You created an Amazon S3 connection.

Procedure

  1. Add the start and finish connections.
  2. In the left panel, hover over the plus sign that is in the location where you want to add the Amazon S3 connection.
  3. In the pop-up, click Add a Connection.
  4. Click the Amazon S3 connection that you want to use as a middle connection in the integration.
  5. Click the action that you want the connection to perform:

    1. Copy Object adds one or more objects to the bucket.

      To add one file to the bucket, you can enter its name in the File Name field.

      To add multiple files to the bucket, do not specify a file name. In this case, the action adds all objects that it obtains from the previous integration step(s).

      If you used the poll action to obtain multiple files and you specify a file name then the Copy Object action adds only the last file that was received from the poll action.

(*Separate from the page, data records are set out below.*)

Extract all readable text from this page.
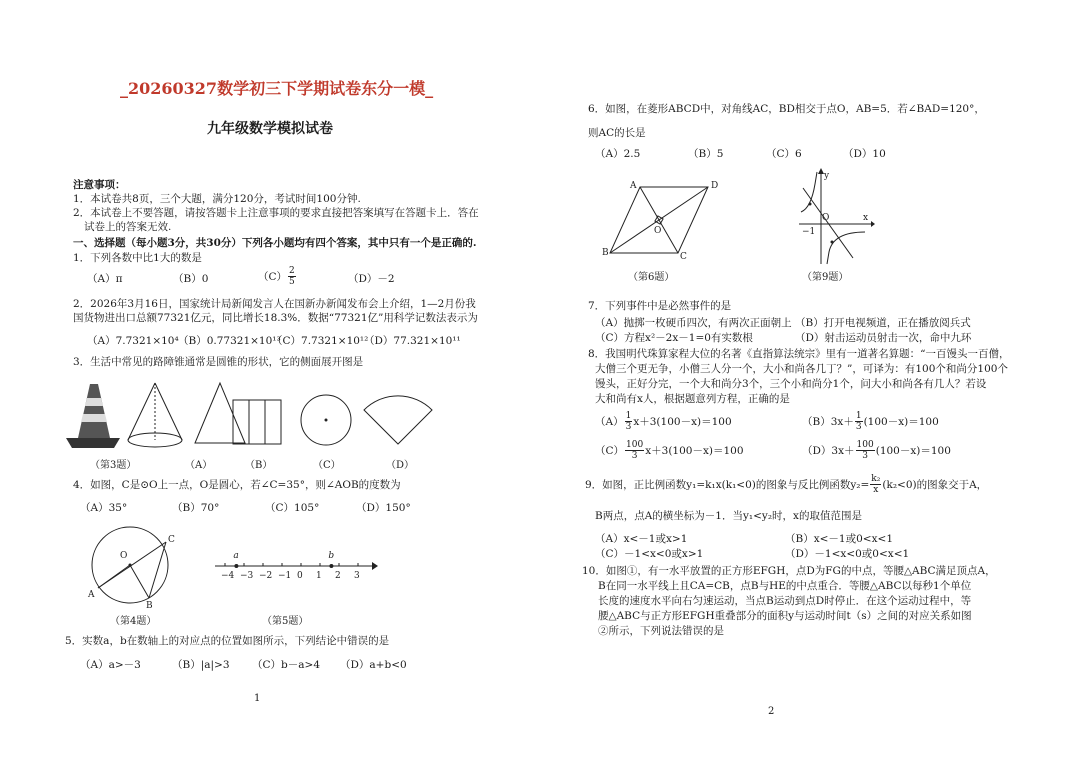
_20260327数学初三下学期试卷东分一模_
九年级数学模拟试卷
注意事项：
1．本试卷共8页，三个大题，满分120分，考试时间100分钟.
2．本试卷上不要答题，请按答题卡上注意事项的要求直接把答案填写在答题卡上．答在
试卷上的答案无效.
一、选择题（每小题3分，共30分）下列各小题均有四个答案，其中只有一个是正确的.
1．下列各数中比1大的数是
（A）π	（B）0	$(C) \frac{2}{5}$	（D）－2
2．2026年3月16日，国家统计局新闻发言人在国新办新闻发布会上介绍，1—2月份我
国货物进出口总额77321亿元，同比增长18.3%．数据“77321亿”用科学记数法表示为
（A）7.7321×10⁴ （B）0.77321×10¹³
（C）7.7321×10¹²
（D）77.321×10¹¹
3．生活中常见的路障锥通常是圆锥的形状，它的侧面展开图是
（第3题）	（A）	（B）	（C）	（D）
4．如图，C是⊙O上一点，O是圆心，若∠C=35°，则∠AOB的度数为
（A）35°	（B）70°	（C）105°	（D）150°
O
A
B
C
−4 −3 −2 −1 0 1 2 3
a	b
（第4题）	（第5题）
5．实数a，b在数轴上的对应点的位置如图所示，下列结论中错误的是
（A）a>－3	（B）|a|>3 （C）b－a>4 （D）a+b<0
1
6．如图，在菱形ABCD中，对角线AC，BD相交于点O，AB=5．若∠BAD=120°，
则AC的长是
（A）2.5	（B）5	（C）6	（D）10
A	D
B	C
O
y
x
O
−1
（第6题）	（第9题）
7．下列事件中是必然事件的是
（A）抛掷一枚硬币四次，有两次正面朝上 （B）打开电视频道，正在播放阅兵式
（C）方程x²－2x－1=0有实数根	（D）射击运动员射击一次，命中九环
8．我国明代珠算家程大位的名著《直指算法统宗》里有一道著名算题：“一百馒头一百僧，
大僧三个更无争，小僧三人分一个，大小和尚各几丁？”，可译为：有100个和尚分100个
馒头，正好分完，一个大和尚分3个，三个小和尚分1个，问大小和尚各有几人？若设
大和尚有x人，根据题意列方程，正确的是
$(A) \frac{1}{3} x+3(100-x)=100$	$(B)3x+ \frac{1}{3} (100-x)=100$
$(C) \frac{100}{3} x+3(100-x)=100$	$(D)3x+ \frac{100}{3} (100-x)=100$
9．如图，正比例函数y₁=k₁x(k₁<0)的图象与反比例函数$y_2= \frac{\text{k₂}}{x} (k_2<0)$的图象交于A，
B两点，点A的横坐标为－1．当y₁<y₂时，x的取值范围是
（A）x<－1或x>1	（B）x<－1或0<x<1
（C）－1<x<0或x>1	（D）－1<x<0或0<x<1
10．如图①，有一水平放置的正方形EFGH，点D为FG的中点，等腰△ABC满足顶点A，
B在同一水平线上且CA=CB，点B与HE的中点重合．等腰△ABC以每秒1个单位
长度的速度水平向右匀速运动，当点B运动到点D时停止．在这个运动过程中，等
腰△ABC与正方形EFGH重叠部分的面积y与运动时间t（s）之间的对应关系如图
②所示，下列说法错误的是
2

    2. Delete Object deletes an object from the bucket. In the File Name field, specify the name of the object that you want to delete. If the specified file is not in the bucket, the integration continues with no error.
  6. After you configure the chosen action, click Next to specify the action’s input type.
  7. In the Select Type field, if the data type does not need to be known, accept Type specification not required and then, at the bottom, click Done. You do not need to follow the rest of these instructions.

    Otherwise, select one of the following as the schema type:

    • JSON schema is a document that describes the structure of JSON data. The document’s media type is application/schema+json.
    • JSON instance is a document that contains JSON data. The document’s media type is application/json.
    • XML schema is a document that describes the structure of XML data. The document’s file extension is .xsd.
    • XML instance is a document that contains XML data. The document’s file extension is .xml.
  8. In the Definition input box, paste a definition that conforms to the schema type you selected. For example, if you select JSON schema then you would paste the content of a JSON schema file, which has a media type of application/schema+json.
  9. In the Data Type Name field, enter a name that you choose for the data type. For example, suppose you are specifying a JSON schema for vendors. You can specify Vendor as the data type name.

    You will see this data type name when you are creating or editing an integration that uses the connection for which you are specifying this type. Fuse Online displays the type name in the integration visualization panel and in the data mapper.

  10. In the Data Type Description field, provide information that helps you distinguish this type. This description appears in the data mapper when you hover over the step that processes this type.
  11. Click Done.

The connection appears in the integration flow in the location where you added it.